When a mob or player joins a boat as a passenger, the boat starts adjusting its direction repeatedly. When this happens, the first turning input (any rotational acceleration) given by the driver is seemingly sent to the server, but not applied locally. Or perhaps, it is being sent to the server twice in that instant but only once locally. For example, if the player is moving rightward the moment they enter a boat, this action will turn the boat to the right. The local boat has not turned right as far as the server boat has, because it received a different amount of input. Because the system is server authoritative, The local boat syncs itself with the server boat in its direction faced, but not its rotational speed / angular momentum, roughly 3 times per second. This causes it to get back out of sync immediately and repeatedly, by the amount the angular momentum differs between the server and client, which gradually decreases.
Steps to reproduce:
Place a large flat area of blue ice blocks. Place a boat or raft in the center of the blue ice. Stand behind the boat, on the ice. Start moving to the right, to ensure you send an input immediately for the boat to turn upon entry. Quickly enter the boat and continue steering right. After 0.3 seconds, steer left for a very short while to slow the boat down, then stop steering the boat.

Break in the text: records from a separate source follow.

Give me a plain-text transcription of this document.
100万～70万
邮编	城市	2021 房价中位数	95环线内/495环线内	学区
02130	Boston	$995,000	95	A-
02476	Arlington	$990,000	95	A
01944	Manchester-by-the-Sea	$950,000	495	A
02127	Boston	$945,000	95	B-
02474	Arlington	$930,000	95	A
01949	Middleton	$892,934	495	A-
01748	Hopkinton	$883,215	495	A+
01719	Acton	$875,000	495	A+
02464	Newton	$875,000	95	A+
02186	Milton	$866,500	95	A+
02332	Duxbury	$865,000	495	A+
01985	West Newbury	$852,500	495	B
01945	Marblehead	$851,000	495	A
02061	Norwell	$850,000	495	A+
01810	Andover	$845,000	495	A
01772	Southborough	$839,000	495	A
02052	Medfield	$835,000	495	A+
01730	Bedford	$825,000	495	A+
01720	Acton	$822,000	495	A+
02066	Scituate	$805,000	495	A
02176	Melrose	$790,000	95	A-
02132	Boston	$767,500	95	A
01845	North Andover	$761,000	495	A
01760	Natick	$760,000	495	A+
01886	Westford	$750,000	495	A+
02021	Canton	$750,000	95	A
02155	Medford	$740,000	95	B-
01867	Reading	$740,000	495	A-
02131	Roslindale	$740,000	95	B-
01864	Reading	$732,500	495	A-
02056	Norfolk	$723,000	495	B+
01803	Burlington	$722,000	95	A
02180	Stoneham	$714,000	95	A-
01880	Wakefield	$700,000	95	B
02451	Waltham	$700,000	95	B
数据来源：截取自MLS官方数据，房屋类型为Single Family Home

Expected result: After releasing the controls, the boat should smoothly continue rotating slowly to either the right or the left, depending on its current angular velocity, and slowly diminish its speed to a stop.
Actual result: After releasing the controls, the boat snaps to the right repeatedly at 3Hz, due to the server boat having more rightward angular velocity than the client boat. Note: this also works for a left-oriented version of the experiment, just considering whatever is the first input given when a passenger joins a boat.
Alternative step to reproduce, drive the boat on blue ice into a mob while steering the boat (drastically speeding up or slowing down its angular speed, as opposed to just letting the boat rotate). This mob may be chained by a lead to a fence to make experiencing the problem easier and more replicable.